Setting off in Újbuda
Törökbálint
can be easily reached by car, train or bus, but the situation is
quite different by bike. It
is worth planning this route so you don’t get lost. In the first
round, you
should aim for
Kamaraerdő
on
the edge of Újbuda.
You
can also
take
your
bicycle on tram
41,
boarding at Clark Ádám tér, say, or Gellért tér.
From Kelenföld station there is a bike path towards
Budaörs, but you
can also take
Kőérberki út to
reach the
Budapest side
of Kamaraerdő.
Freewheeling in Kamaraerdő
Kamaraerdő is a popular excursion destination consisting of two parts, Budapest and Budaörs. Kamaraerdei út heads from one to the other, partly joining the Budapest-Balaton bike path which is still under construction, a relief after the bumpy, gravel dirt roads and the less well-paved concrete ones. It is almost mirror-smooth and you can finally glide freely again.
At this point in the tour, you can make a pleasant diversion to Törökbálint-Pistály, a little community just outside Törökbálint, or head straight for the lake.
Lake Törökbálint
Cycling around Törökbálint is hampered by the fact that the town is hilly, so there are a couple of climbs involved. Alternatively, you can head straight for the lake, which is on the edge of town. The road takes you past a roundabout and a shopping mall right to the shore. Lake Törökbálint stretches over seven hectares of lovely landscape, ideal for strolling or cycling.

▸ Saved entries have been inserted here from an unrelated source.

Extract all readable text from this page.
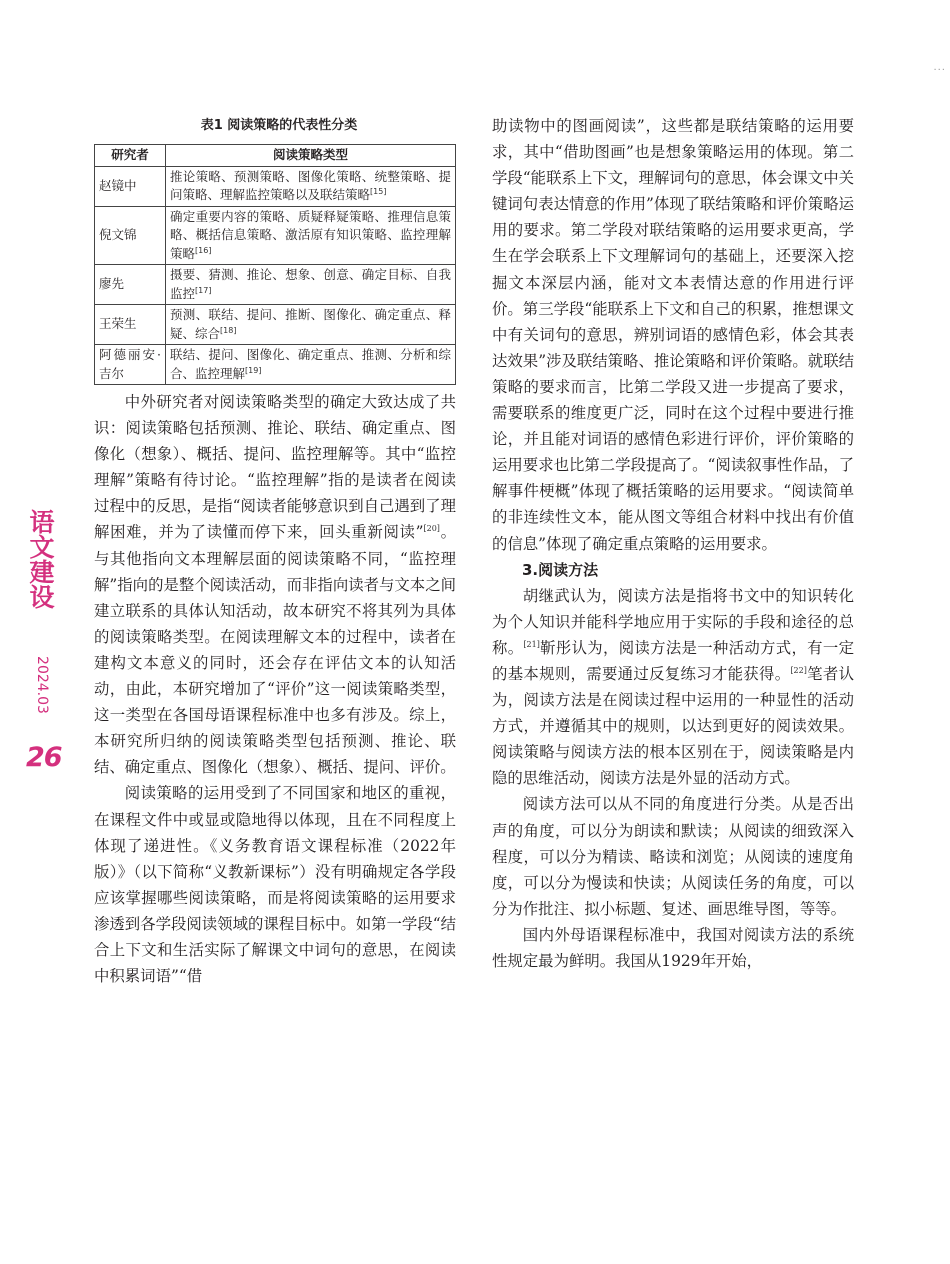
...
语
文
建
设
2024.03
26
表1 阅读策略的代表性分类
研究者	阅读策略类型
赵镜中	推论策略、预测策略、图像化策略、统整策略、提问策略、理解监控策略以及联结策略[15]
倪文锦	确定重要内容的策略、质疑释疑策略、推理信息策略、概括信息策略、激活原有知识策略、监控理解策略[16]
廖先	摄要、猜测、推论、想象、创意、确定目标、自我监控[17]
王荣生	预测、联结、提问、推断、图像化、确定重点、释疑、综合[18]
阿德丽安·吉尔	联结、提问、图像化、确定重点、推测、分析和综合、监控理解[19]

中外研究者对阅读策略类型的确定大致达成了共识：阅读策略包括预测、推论、联结、确定重点、图像化（想象）、概括、提问、监控理解等。其中“监控理解”策略有待讨论。“监控理解”指的是读者在阅读过程中的反思，是指“阅读者能够意识到自己遇到了理解困难，并为了读懂而停下来，回头重新阅读”[20]。与其他指向文本理解层面的阅读策略不同，“监控理解”指向的是整个阅读活动，而非指向读者与文本之间建立联系的具体认知活动，故本研究不将其列为具体的阅读策略类型。在阅读理解文本的过程中，读者在建构文本意义的同时，还会存在评估文本的认知活动，由此，本研究增加了“评价”这一阅读策略类型，这一类型在各国母语课程标准中也多有涉及。综上，本研究所归纳的阅读策略类型包括预测、推论、联结、确定重点、图像化（想象）、概括、提问、评价。

阅读策略的运用受到了不同国家和地区的重视，在课程文件中或显或隐地得以体现，且在不同程度上体现了递进性。《义务教育语文课程标准（2022年版）》（以下简称“义教新课标”）没有明确规定各学段应该掌握哪些阅读策略，而是将阅读策略的运用要求渗透到各学段阅读领域的课程目标中。如第一学段“结合上下文和生活实际了解课文中词句的意思，在阅读中积累词语”“借

助读物中的图画阅读”，这些都是联结策略的运用要求，其中“借助图画”也是想象策略运用的体现。第二学段“能联系上下文，理解词句的意思，体会课文中关键词句表达情意的作用”体现了联结策略和评价策略运用的要求。第二学段对联结策略的运用要求更高，学生在学会联系上下文理解词句的基础上，还要深入挖掘文本深层内涵，能对文本表情达意的作用进行评价。第三学段“能联系上下文和自己的积累，推想课文中有关词句的意思，辨别词语的感情色彩，体会其表达效果”涉及联结策略、推论策略和评价策略。就联结策略的要求而言，比第二学段又进一步提高了要求，需要联系的维度更广泛，同时在这个过程中要进行推论，并且能对词语的感情色彩进行评价，评价策略的运用要求也比第二学段提高了。“阅读叙事性作品，了解事件梗概”体现了概括策略的运用要求。“阅读简单的非连续性文本，能从图文等组合材料中找出有价值的信息”体现了确定重点策略的运用要求。

3.阅读方法

胡继武认为，阅读方法是指将书文中的知识转化为个人知识并能科学地应用于实际的手段和途径的总称。[21]靳彤认为，阅读方法是一种活动方式，有一定的基本规则，需要通过反复练习才能获得。[22]笔者认为，阅读方法是在阅读过程中运用的一种显性的活动方式，并遵循其中的规则，以达到更好的阅读效果。阅读策略与阅读方法的根本区别在于，阅读策略是内隐的思维活动，阅读方法是外显的活动方式。

阅读方法可以从不同的角度进行分类。从是否出声的角度，可以分为朗读和默读；从阅读的细致深入程度，可以分为精读、略读和浏览；从阅读的速度角度，可以分为慢读和快读；从阅读任务的角度，可以分为作批注、拟小标题、复述、画思维导图，等等。

国内外母语课程标准中，我国对阅读方法的系统性规定最为鲜明。我国从1929年开始，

You can’t go round the whole lake, but most of it.
The northern shore of the lake is for anglers, a dirt road running alongside it, with the M1 motorway parallel. Luckily, trees and bushes separate the sight of rushing traffic from the water. You’ll hear the cars but not see them.
On the built-up south side, there are cycle and walking paths beside each other, with plenty of grassy spots suitable for picnics, and rubbish bins provided. If you don’t want to lie on the grass, a few benches line the promenade. Lake Törökbálint and are quiet – you can sit on the shore with a book or just your thoughts, recharging by the water.
Next to the lake stands the abandoned Tópark, a housing estate that didn’t quite catch on. Although there are cafés, shops and a scattering of residents, it still feels like a secluded resort village on the oceanfront, just waiting for the right filmmaker to discover.
Having cycled all the way to Törökbálint, you deserve an easy ride home. Törökbálint station is ten minutes from the lake, with regular trains to Kelenföld and Déli stations, journey time 20-25 minutes.